Hasta masih berang, tak diindahkannya ucapan Aryan barusan. “Hah!
Kalau memang begitu, buktikan saja kata-katamu, Suta! Jangan hanya pandai
berbicara! Itu baru pecundang namanya!”
“Baiklah! Aku akan membuktikannya! Lihat saja nanti! Aku akan
menciptakan tulisan-tulisan terbaik meskipun pohon Pena sudah mati!” kalimat sumpah
bercampur amarah itu menjadi penutup sengketa kami senja itu. Kutinggalkan
segera ketiga kawanku itu di sana. Entah, aku tak tahu ke mana aku akan pergi. Tapi
aku yakin. Aku akan bisa memenuhi sumpahku.
***
Malam ini begitu pekat. Gelap. Dinginnya begitu menusuk tubuhku yang
kini hanya tinggal kulit membalut tulang. Lapar itu tak perlu dipertanyakan
lagi. Sudah empat hari perutku tak terganjal sesuatu pun. Aku telah bertekad
tak akan kembali sebelum sumpahku terpenuhi. Ya, aku akan terus mencari.
Menemukan bagaimana cara melakukannya, menulis. Menciptakan karya-karya indah
yang akan mampu menghidupkan negeriku kembali.
Ke mana lagi aku harus pergi? Hatiku
terus bertanya sendiri. Tak tahu siapa yang akan menjawabnya. Tubuhku kian
diserang kelemahan yang makin menjadi-jadi. Kelemahan yang tidak hanya
menyerang jasmaniku, tapi juga mulai meruntuhkan keyakinanku. Tekadku mulai
terkikis. Sejauh apapun aku berjalan, tak kunjung kutemukan apa yang kucari.
Kecewa itu mulai menyerbu. Rasa putus asa perlahan menjangkitiku. Apa lagi yang harus kulakukan? Lagi-lagi
aku bertanya tanpa tahu siapa yang akan menjawabnya.
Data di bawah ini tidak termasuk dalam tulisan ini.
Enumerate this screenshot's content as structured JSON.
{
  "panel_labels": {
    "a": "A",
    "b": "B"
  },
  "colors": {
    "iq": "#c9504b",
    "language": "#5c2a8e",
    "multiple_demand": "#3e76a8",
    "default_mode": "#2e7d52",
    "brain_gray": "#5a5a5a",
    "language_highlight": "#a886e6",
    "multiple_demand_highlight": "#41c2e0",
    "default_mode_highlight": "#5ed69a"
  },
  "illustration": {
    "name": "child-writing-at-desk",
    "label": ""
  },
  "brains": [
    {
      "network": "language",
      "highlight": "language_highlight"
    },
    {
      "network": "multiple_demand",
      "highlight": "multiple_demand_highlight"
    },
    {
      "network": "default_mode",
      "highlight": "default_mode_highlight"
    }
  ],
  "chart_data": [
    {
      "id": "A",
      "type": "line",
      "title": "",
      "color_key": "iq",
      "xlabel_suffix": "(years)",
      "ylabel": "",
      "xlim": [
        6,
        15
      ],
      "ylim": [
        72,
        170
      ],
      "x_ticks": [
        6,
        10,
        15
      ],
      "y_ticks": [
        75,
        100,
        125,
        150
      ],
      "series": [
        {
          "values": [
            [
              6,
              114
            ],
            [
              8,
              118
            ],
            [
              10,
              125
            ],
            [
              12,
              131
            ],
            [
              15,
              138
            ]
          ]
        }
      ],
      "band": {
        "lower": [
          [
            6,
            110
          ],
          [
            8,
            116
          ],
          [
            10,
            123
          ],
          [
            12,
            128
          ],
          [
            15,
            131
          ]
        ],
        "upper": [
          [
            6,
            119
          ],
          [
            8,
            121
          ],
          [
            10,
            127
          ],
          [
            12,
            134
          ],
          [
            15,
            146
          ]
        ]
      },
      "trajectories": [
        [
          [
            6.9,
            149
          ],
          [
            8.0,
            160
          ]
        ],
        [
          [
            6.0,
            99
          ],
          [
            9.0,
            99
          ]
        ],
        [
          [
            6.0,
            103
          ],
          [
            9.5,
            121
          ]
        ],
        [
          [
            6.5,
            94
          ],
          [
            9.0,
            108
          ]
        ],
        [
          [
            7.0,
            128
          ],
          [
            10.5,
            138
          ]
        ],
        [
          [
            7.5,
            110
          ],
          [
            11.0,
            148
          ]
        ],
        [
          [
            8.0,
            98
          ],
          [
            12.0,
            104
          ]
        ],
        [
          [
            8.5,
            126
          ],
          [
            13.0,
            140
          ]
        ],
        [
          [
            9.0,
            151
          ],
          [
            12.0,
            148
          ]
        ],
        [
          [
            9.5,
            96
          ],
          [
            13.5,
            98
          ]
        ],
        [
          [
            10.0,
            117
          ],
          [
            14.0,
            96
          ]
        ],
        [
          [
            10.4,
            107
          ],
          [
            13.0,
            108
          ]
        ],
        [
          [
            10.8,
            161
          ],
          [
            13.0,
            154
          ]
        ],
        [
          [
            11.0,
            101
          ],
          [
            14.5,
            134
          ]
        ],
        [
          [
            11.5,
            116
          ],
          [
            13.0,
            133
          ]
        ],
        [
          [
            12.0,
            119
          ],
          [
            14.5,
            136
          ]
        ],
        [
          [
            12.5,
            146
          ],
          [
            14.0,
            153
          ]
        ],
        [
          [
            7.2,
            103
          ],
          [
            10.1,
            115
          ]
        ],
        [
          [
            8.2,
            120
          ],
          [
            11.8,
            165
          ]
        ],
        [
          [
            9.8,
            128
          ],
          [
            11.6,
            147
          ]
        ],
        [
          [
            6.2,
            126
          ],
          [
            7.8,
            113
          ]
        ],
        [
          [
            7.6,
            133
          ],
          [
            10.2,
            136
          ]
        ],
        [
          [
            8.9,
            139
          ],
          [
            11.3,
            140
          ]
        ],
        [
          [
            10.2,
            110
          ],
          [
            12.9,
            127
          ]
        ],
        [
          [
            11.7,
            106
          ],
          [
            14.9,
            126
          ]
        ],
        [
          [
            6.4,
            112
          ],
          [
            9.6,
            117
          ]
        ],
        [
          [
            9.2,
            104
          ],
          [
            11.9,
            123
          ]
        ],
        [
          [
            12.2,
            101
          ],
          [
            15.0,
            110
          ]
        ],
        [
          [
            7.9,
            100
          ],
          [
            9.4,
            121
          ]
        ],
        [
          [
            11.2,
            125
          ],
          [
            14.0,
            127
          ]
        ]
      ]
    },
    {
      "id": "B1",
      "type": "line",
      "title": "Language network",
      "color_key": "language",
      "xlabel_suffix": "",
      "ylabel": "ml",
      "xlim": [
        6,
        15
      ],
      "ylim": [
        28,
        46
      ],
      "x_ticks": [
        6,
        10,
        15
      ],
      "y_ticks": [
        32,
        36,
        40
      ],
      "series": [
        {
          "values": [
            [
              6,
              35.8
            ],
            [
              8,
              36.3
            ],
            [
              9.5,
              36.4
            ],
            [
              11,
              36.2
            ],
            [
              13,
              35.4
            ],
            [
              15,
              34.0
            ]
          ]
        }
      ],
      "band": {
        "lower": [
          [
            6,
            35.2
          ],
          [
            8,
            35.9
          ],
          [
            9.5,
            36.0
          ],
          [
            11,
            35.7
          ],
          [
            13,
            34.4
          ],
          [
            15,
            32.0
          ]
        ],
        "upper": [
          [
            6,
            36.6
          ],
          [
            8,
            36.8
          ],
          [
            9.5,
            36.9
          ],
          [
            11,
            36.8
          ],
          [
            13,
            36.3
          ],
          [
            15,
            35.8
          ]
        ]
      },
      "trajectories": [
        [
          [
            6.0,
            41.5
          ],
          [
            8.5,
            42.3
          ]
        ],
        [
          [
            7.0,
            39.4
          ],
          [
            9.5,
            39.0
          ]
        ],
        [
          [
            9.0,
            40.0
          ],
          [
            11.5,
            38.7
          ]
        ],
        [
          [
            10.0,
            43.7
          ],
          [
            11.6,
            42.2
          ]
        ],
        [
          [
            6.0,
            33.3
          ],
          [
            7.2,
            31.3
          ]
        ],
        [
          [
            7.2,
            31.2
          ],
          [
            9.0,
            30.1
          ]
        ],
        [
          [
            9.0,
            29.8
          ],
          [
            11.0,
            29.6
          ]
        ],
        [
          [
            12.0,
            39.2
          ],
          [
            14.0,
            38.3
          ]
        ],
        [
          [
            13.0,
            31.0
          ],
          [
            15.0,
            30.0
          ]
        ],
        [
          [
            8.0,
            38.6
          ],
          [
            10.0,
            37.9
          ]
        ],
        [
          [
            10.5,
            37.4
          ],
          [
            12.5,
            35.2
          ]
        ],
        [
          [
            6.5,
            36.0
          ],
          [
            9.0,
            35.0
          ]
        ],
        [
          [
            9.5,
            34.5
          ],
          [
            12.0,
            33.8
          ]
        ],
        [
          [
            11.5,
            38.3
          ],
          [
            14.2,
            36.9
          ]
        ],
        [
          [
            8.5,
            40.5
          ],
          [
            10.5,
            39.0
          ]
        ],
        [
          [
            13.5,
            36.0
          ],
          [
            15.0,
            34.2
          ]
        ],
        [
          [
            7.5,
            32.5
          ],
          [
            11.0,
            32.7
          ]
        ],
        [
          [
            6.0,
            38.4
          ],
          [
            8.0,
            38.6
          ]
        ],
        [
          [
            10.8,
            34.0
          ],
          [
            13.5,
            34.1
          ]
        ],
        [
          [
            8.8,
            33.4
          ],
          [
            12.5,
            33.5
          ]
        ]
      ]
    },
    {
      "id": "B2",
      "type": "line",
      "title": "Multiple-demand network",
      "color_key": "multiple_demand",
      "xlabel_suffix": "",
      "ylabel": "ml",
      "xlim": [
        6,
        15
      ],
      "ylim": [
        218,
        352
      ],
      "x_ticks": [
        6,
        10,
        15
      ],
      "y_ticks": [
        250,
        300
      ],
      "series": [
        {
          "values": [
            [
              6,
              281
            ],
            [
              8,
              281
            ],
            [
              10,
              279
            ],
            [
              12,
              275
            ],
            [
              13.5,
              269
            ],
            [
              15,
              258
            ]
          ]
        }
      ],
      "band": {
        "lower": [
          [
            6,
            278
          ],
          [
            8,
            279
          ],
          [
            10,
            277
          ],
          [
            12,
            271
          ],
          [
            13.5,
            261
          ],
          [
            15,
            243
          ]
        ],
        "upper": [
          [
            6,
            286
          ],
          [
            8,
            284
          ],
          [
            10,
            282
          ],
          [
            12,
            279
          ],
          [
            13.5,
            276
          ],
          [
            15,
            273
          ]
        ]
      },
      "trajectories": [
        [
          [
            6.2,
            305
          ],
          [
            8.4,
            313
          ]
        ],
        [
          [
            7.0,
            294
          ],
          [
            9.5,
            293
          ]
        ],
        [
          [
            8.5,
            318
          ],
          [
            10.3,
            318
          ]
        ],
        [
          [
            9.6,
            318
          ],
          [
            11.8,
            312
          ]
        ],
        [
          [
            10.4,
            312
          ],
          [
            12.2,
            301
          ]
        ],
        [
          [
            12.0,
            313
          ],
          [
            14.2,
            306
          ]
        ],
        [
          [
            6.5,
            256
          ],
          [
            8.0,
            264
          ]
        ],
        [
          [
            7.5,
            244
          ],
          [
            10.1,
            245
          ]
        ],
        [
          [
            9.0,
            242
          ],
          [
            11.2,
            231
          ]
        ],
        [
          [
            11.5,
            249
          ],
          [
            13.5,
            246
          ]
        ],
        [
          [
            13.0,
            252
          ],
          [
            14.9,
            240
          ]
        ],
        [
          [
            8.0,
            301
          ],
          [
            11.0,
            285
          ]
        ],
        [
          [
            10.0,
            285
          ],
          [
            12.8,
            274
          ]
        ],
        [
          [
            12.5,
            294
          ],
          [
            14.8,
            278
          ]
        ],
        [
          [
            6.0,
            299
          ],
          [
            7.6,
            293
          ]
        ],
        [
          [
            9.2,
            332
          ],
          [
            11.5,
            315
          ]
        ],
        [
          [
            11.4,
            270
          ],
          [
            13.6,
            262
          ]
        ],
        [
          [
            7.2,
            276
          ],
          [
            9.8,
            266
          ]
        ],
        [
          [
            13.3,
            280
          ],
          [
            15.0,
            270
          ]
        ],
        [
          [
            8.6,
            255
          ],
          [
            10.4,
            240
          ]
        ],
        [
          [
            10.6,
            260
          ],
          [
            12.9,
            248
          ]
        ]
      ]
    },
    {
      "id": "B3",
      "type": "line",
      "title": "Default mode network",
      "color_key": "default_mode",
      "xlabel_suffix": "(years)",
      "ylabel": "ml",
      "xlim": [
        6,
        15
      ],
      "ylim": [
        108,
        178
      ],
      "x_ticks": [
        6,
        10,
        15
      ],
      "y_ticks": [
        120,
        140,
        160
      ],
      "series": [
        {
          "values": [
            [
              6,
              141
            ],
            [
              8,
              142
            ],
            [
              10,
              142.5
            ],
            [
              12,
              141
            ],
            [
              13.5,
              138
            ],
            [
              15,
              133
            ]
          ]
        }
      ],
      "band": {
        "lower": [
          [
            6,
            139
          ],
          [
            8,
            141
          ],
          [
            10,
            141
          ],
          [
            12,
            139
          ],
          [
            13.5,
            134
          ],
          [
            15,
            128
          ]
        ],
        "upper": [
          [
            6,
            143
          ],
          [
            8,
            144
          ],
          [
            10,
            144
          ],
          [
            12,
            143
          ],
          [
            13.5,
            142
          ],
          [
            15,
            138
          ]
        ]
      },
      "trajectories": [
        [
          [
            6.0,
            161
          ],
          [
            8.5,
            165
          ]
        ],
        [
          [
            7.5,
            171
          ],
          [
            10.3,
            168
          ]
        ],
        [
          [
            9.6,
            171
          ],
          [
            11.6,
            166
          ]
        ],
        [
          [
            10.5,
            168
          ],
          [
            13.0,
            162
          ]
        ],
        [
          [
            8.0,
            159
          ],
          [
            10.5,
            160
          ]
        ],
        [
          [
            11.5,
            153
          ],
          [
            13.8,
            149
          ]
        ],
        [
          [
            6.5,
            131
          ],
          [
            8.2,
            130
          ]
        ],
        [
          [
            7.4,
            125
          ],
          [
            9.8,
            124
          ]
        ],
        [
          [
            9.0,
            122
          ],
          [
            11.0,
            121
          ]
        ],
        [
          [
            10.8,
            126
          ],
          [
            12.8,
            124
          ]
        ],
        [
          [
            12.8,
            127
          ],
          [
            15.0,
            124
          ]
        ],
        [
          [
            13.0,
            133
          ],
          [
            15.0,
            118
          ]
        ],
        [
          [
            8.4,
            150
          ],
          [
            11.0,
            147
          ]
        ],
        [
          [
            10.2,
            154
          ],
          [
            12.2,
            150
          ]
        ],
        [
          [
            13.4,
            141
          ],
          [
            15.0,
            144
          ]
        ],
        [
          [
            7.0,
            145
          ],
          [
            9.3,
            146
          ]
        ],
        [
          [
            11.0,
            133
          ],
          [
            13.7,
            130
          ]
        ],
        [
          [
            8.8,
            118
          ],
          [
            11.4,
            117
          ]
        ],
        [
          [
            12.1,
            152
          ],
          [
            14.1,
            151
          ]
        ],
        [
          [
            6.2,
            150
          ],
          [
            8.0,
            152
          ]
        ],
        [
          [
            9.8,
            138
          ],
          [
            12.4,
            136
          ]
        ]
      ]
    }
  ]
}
Habis sudah tenagaku untuk berjalan. Bahkan berdiri pun rasanya aku
tak sanggup. Selama ini aku berjalan tak tentu arah, seperti berputar-putar
saja. Kini, aku tak mampu berdiri lagi. Tubuhku tak hanya lapar dan dahaga. Namun
aku kini bagai seorang pesakitan yang teraniaya. Hanya nyeri yang kurasakan di
sekujur tubuhku hingga menusuk tulang. Tangan dan kakiku pun terasa kebas,
enggan digerakkan lagi. Seketika aku hanya bisa tertelungkup selemah-lemahnya.
Kepayahan ini begitu menyiksaku. Apa
aku benar-benar pecundang? Air mataku mulai berderai. Membasahi pipi
tirusku yang melekat di tanah. Di tengah tangisku, kuedarkan pandangan ke
sekeliling. Mencoba mengenali tempat ini. Ini...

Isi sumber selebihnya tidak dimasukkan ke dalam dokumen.